In public debate, accuracy matters. President Trump’s past hardline statements on immigration have stirred strong responses, but they cannot erase the legal fact that Congress and federal agencies control admissions and removals, and courts review those actions.
Tribes operate as sovereigns in many areas of internal governance, yet they remain inside this federal framework. Confusing those roles only fuels anger without creating policy that holds up in court or helps families plan their lives.
Two Takeaways
- Historical status and modern power are not the same. Native Americans are the first peoples of this land, yet federal law controls national membership and immigration.
- Rhetoric about mass removal breaks down fast in practice. The legal system, constitutional rights, and basic logistics make such ideas unworkable—and harmful to millions.
Practical Advice
For people worried about their own status, it’s wise to:
- Seek guidance from qualified immigration counsel
- Watch official agency updates
- Note that day-to-day immigration questions still turn on federal rules, deadlines, and court decisions
For Native families and governments, progress continues to depend on:
- Enforcement of treaties
- Respect for sovereignty
- Steady investment in community priorities
Conclusion
The comparison at the heart of the debate is powerful as a moral point but limited as a policy guide. Native Americans have been dispossessed and marginalized by federal action; they have not been empowered to decide who may live in the country. Their advocacy largely aims at rights, recognition, and justice—not exclusion.

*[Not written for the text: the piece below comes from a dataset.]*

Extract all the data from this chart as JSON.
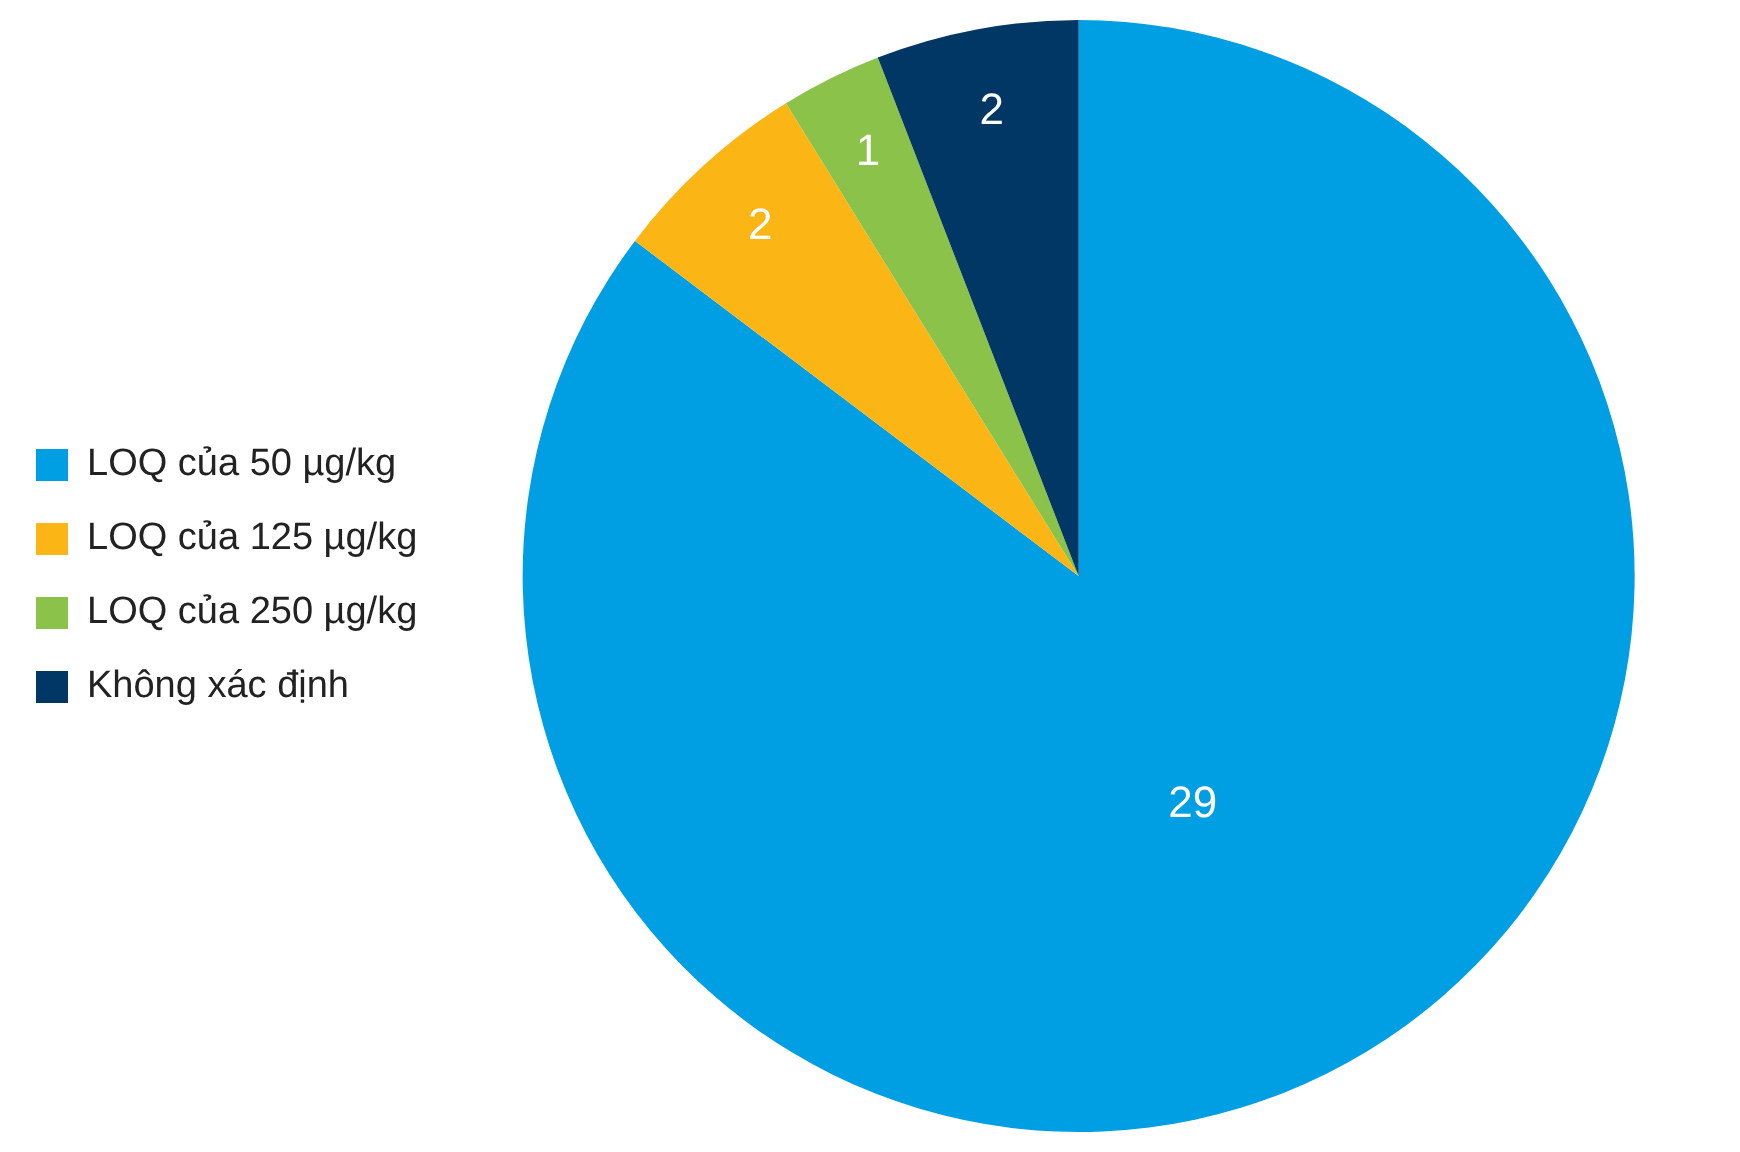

Any national policy conversation that leaves out that history, or that treats immigration as a switch to flip, risks repeating past harms rather than fixing them.

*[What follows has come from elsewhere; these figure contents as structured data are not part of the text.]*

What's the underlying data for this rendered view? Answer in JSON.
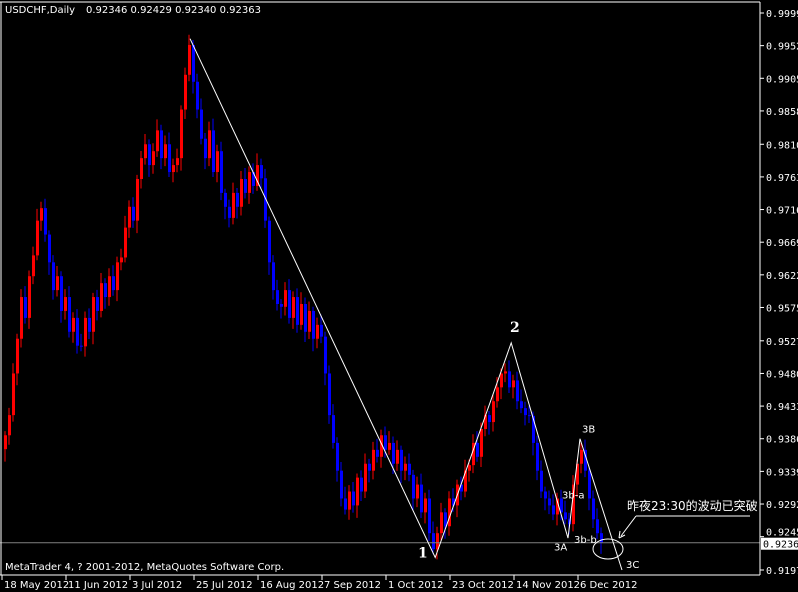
{
  "chart_data": {
    "type": "candlestick",
    "title": "USDCHF,Daily",
    "ohlc_readout": "0.92346 0.92429 0.92340 0.92363",
    "copyright": "MetaTrader 4, ? 2001-2012, MetaQuotes Software Corp.",
    "colors": {
      "background": "#000000",
      "bull": "#ff0000",
      "bear": "#0000ff",
      "lines": "#ffffff",
      "price_line": "#808080",
      "text": "#ffffff"
    },
    "ylim": [
      0.9197,
      0.9999
    ],
    "y_ticks": [
      "0.99990",
      "0.99520",
      "0.99050",
      "0.98580",
      "0.98100",
      "0.97630",
      "0.97160",
      "0.96690",
      "0.96220",
      "0.95750",
      "0.95270",
      "0.94800",
      "0.94330",
      "0.93860",
      "0.93390",
      "0.92920",
      "0.92450",
      "0.91970"
    ],
    "current_price": "0.92363",
    "x_ticks": [
      {
        "label": "18 May 2012",
        "bar": 0
      },
      {
        "label": "11 Jun 2012",
        "bar": 16
      },
      {
        "label": "3 Jul 2012",
        "bar": 32
      },
      {
        "label": "25 Jul 2012",
        "bar": 48
      },
      {
        "label": "16 Aug 2012",
        "bar": 64
      },
      {
        "label": "7 Sep 2012",
        "bar": 80
      },
      {
        "label": "1 Oct 2012",
        "bar": 96
      },
      {
        "label": "23 Oct 2012",
        "bar": 112
      },
      {
        "label": "14 Nov 2012",
        "bar": 128
      },
      {
        "label": "6 Dec 2012",
        "bar": 144
      }
    ],
    "closes": [
      0.9391,
      0.942,
      0.948,
      0.953,
      0.959,
      0.956,
      0.962,
      0.965,
      0.97,
      0.9718,
      0.968,
      0.964,
      0.96,
      0.962,
      0.957,
      0.959,
      0.954,
      0.956,
      0.952,
      0.9519,
      0.956,
      0.954,
      0.959,
      0.957,
      0.961,
      0.959,
      0.962,
      0.96,
      0.964,
      0.9647,
      0.969,
      0.972,
      0.97,
      0.976,
      0.979,
      0.981,
      0.978,
      0.98,
      0.983,
      0.979,
      0.981,
      0.977,
      0.978,
      0.979,
      0.986,
      0.991,
      0.9953,
      0.99,
      0.986,
      0.9818,
      0.979,
      0.983,
      0.977,
      0.98,
      0.974,
      0.972,
      0.9704,
      0.974,
      0.972,
      0.976,
      0.974,
      0.977,
      0.975,
      0.978,
      0.9761,
      0.97,
      0.964,
      0.96,
      0.958,
      0.9576,
      0.96,
      0.956,
      0.959,
      0.955,
      0.958,
      0.954,
      0.957,
      0.953,
      0.955,
      0.9533,
      0.948,
      0.942,
      0.938,
      0.934,
      0.93,
      0.9284,
      0.931,
      0.929,
      0.933,
      0.931,
      0.935,
      0.934,
      0.937,
      0.936,
      0.9391,
      0.937,
      0.938,
      0.935,
      0.937,
      0.934,
      0.935,
      0.9334,
      0.93,
      0.932,
      0.928,
      0.93,
      0.925,
      0.9227,
      0.925,
      0.928,
      0.926,
      0.93,
      0.929,
      0.932,
      0.931,
      0.934,
      0.9348,
      0.938,
      0.936,
      0.94,
      0.942,
      0.941,
      0.944,
      0.946,
      0.948,
      0.9483,
      0.946,
      0.947,
      0.944,
      0.943,
      0.942,
      0.9419,
      0.938,
      0.934,
      0.931,
      0.93,
      0.929,
      0.9277,
      0.93,
      0.928,
      0.927,
      0.9263,
      0.932,
      0.935,
      0.937,
      0.934,
      0.93,
      0.927,
      0.925,
      0.9236
    ],
    "wave_points": [
      {
        "bar": 46.5,
        "price": 0.9962
      },
      {
        "bar": 107.8,
        "price": 0.9215
      },
      {
        "bar": 126.8,
        "price": 0.9524
      },
      {
        "bar": 141,
        "price": 0.9243
      },
      {
        "bar": 144,
        "price": 0.9386
      },
      {
        "bar": 154.5,
        "price": 0.9197
      }
    ],
    "wave_labels": [
      {
        "text": "1",
        "bar": 103.5,
        "price": 0.9215
      },
      {
        "text": "2",
        "bar": 126.5,
        "price": 0.954
      },
      {
        "text": "3B",
        "bar": 144.5,
        "price": 0.9395
      },
      {
        "text": "3b-a",
        "bar": 139.5,
        "price": 0.93
      },
      {
        "text": "3A",
        "bar": 137.5,
        "price": 0.9225
      },
      {
        "text": "3b-b",
        "bar": 142.5,
        "price": 0.9236
      },
      {
        "text": "3C",
        "bar": 155.5,
        "price": 0.92
      }
    ],
    "annotation": "昨夜23:30的波动已突破"
  }
}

This Article in a Nutshell
The article examines whether Native American nations could demand the removal of all non-Native people if a political leader proposed mass expulsions. It concludes they could not — historically, legally, or practically. Native peoples are the continent’s first inhabitants and hold tribal sovereignty, but that sovereignty is limited by federal law, treaties, and the fact that most Native Americans are U.S. citizens under the Indian Citizenship Act of 1924. Native populations are a small share of the U.S. population (about 2% in 2025), making the logistics of mass removal impossible. Tribal advocacy centers on treaty enforcement, health, education, land rights, and justice, not on controlling national immigration policy, which remains the province of Congress, agencies, and courts.